Rulfo is clear that all the chaos and evil is arising from Paramo’s hands as when the old woman Dorotea, who has lost her son, makes a deal with Paramo to round up women for Miguel. When Paramo’s unattainable love, the insane figure of redemption Susana dies, Paramo shuts the entire town down, mandating that the farmland becomes dead and funding revolutionaries.

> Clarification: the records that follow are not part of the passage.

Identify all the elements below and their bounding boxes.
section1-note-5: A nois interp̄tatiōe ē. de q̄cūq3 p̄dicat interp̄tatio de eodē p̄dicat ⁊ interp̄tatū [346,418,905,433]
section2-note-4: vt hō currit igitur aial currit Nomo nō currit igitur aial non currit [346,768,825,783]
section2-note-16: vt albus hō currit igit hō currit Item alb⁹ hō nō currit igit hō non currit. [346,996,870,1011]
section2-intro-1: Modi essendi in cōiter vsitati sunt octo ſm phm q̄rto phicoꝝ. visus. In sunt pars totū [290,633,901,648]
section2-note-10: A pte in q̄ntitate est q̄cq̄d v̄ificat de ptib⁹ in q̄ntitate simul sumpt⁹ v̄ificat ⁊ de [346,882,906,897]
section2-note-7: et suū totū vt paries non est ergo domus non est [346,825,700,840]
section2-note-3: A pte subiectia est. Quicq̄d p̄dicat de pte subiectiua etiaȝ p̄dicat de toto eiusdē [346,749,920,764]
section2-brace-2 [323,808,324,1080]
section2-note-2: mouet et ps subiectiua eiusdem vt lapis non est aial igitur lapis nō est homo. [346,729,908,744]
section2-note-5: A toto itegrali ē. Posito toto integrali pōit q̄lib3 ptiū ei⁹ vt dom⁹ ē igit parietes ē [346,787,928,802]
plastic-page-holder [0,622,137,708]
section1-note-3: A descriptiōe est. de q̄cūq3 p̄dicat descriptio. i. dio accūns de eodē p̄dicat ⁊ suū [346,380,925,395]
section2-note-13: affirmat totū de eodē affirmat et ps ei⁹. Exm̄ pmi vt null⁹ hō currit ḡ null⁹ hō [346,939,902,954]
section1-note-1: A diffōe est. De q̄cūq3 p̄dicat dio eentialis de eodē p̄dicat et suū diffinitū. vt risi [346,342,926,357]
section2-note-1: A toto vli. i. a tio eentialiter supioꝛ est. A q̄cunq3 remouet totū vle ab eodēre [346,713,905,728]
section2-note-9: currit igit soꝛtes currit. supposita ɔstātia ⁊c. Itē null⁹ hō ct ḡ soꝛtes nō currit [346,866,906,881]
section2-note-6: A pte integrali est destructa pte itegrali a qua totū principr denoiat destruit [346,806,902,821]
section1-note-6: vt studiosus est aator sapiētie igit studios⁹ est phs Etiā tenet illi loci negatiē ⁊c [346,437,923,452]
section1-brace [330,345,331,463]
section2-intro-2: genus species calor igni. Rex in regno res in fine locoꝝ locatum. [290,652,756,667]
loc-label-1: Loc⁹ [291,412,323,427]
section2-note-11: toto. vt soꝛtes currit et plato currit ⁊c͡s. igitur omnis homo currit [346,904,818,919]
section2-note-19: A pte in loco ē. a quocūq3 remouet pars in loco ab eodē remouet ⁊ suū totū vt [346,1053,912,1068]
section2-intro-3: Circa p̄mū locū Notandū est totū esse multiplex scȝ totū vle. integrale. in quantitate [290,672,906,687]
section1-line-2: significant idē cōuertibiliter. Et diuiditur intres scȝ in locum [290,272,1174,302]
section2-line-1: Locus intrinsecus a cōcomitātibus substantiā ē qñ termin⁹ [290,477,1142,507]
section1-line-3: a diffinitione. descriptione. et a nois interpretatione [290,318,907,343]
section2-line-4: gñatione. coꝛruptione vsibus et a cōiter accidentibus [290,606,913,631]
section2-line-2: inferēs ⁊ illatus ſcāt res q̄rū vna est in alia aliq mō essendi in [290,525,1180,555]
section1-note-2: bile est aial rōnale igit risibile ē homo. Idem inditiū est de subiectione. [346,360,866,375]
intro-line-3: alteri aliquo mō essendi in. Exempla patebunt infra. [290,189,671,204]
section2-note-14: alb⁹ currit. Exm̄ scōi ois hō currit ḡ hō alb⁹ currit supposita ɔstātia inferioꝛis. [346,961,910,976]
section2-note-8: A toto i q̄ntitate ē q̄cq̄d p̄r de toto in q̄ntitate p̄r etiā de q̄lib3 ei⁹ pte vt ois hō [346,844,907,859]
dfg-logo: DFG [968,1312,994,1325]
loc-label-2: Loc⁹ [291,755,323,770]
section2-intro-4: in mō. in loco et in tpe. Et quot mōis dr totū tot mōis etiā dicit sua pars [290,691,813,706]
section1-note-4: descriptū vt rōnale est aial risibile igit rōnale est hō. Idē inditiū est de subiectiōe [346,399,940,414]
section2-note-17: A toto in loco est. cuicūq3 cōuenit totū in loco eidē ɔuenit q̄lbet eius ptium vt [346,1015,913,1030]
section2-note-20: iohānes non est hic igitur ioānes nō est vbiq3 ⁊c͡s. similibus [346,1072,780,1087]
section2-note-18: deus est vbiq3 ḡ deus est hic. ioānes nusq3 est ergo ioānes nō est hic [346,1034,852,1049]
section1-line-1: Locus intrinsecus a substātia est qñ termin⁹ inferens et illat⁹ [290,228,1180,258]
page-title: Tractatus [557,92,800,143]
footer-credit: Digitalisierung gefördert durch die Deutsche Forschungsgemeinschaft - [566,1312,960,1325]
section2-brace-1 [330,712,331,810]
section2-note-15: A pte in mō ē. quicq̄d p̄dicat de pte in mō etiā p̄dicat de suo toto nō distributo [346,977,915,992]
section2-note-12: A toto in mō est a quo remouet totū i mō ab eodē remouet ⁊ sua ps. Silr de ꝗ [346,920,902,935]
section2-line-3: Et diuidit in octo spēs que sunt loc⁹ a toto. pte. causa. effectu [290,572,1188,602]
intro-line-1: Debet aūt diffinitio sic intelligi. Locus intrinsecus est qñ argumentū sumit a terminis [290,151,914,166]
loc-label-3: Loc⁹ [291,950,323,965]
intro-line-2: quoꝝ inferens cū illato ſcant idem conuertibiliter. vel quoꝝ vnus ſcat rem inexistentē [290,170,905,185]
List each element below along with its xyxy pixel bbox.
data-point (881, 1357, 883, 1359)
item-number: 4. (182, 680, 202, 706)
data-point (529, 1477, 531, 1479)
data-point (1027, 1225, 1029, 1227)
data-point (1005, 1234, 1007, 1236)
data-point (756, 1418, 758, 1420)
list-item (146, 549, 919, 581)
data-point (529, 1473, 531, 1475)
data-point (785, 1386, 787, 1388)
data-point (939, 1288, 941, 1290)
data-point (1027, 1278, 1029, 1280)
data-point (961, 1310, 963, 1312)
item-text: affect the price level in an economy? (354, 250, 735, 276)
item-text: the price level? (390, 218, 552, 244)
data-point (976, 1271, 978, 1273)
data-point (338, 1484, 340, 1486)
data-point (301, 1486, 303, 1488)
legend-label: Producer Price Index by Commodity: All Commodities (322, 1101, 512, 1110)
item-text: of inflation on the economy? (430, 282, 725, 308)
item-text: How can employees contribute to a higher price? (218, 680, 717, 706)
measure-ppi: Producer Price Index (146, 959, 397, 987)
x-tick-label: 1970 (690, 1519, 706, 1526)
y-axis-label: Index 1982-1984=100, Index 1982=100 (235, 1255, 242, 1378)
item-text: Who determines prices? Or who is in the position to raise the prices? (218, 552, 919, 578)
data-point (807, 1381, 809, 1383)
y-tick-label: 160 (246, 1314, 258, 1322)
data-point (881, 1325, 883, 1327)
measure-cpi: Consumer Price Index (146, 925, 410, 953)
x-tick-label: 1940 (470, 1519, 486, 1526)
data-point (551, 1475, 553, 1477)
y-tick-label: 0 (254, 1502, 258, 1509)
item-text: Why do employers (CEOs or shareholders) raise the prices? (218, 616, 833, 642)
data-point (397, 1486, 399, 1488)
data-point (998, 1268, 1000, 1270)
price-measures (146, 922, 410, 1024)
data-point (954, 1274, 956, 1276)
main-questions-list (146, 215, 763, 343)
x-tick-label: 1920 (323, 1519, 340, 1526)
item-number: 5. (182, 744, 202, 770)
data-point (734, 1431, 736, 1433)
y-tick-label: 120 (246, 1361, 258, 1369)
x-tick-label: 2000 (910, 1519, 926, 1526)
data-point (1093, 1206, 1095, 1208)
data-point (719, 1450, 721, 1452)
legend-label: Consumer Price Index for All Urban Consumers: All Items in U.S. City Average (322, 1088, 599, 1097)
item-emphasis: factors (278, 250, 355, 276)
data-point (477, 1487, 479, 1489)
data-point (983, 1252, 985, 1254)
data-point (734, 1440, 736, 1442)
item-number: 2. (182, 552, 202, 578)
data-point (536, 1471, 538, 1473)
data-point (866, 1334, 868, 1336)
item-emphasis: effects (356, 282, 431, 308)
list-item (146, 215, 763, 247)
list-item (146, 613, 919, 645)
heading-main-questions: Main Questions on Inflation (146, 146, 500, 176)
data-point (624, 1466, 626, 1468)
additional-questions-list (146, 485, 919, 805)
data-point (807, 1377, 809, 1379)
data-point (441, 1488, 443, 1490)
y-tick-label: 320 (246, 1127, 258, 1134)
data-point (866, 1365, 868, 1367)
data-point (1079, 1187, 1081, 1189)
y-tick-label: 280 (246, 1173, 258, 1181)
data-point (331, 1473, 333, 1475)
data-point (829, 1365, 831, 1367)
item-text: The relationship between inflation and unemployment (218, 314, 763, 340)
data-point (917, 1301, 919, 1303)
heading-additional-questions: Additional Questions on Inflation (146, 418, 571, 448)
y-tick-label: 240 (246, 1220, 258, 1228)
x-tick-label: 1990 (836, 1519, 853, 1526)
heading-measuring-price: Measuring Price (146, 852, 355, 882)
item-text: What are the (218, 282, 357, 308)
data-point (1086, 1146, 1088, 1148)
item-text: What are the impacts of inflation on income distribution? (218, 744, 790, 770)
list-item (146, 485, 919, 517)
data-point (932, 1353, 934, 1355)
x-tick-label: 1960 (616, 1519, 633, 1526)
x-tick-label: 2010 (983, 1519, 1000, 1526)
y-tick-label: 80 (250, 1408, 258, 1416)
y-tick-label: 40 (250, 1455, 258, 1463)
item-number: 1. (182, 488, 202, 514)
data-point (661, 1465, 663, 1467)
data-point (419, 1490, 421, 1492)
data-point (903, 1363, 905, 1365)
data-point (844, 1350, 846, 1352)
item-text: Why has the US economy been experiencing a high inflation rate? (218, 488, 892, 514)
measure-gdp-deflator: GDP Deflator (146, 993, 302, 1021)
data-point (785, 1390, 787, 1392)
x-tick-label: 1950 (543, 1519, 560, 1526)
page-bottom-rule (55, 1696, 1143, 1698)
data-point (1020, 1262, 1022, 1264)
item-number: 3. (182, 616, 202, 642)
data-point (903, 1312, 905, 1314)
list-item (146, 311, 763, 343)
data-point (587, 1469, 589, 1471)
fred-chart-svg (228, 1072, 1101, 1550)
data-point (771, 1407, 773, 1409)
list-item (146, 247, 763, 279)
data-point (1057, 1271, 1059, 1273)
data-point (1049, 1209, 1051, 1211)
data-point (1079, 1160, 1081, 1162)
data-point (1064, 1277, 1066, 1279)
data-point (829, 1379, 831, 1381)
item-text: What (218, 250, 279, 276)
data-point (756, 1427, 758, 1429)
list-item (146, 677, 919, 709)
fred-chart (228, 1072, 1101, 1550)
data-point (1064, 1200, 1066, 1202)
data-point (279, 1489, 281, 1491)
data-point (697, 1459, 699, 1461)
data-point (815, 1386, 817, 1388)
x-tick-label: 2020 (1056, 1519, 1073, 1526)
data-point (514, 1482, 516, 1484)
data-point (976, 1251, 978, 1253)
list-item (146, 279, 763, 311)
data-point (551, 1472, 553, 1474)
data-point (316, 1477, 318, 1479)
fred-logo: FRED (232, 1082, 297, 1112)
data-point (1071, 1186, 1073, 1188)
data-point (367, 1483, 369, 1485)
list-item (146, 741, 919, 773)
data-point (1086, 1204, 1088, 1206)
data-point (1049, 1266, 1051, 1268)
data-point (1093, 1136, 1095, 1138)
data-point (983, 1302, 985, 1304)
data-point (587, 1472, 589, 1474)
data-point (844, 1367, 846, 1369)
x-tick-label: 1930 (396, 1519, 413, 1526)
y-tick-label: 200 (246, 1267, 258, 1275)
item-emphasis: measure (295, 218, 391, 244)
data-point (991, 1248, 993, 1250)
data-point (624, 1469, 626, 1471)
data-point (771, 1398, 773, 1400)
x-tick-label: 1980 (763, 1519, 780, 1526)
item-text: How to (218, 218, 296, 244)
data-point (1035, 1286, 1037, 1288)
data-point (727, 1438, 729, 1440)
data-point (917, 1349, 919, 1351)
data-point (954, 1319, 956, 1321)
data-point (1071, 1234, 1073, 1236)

He is eventually killed by another bastard son of his, leaving the town to the ghosts of its past inhabitants.
What makes the book difficult is the hopscotch narration, which jumps between Rulfo’s dealings with the residential ghosts of the town, his channeling of the non-ghost souls of those departed who exist in a mental limbo, and non-linear retelling or straight narration of the past.
Rulfo hears more and more levels of the story, and at the height of it, communicates with Susana, who is lost in the reliving of Paramo’s attentions, which she ignores, and her escapes to swim in the ocean, which constitutes her escape from Paramo. The structure is loosely a spiral and by the end of the story, Rulfo has completely disappeared, absorbed into the weave of fragments and voices.
“The novel jumps and turns and bends,” says Pariat. “Hence when I went back to it, it took me some time to follow the story.”
Pariat says she is “greatly enjoying the novel because of its sparse and lyrical quality”.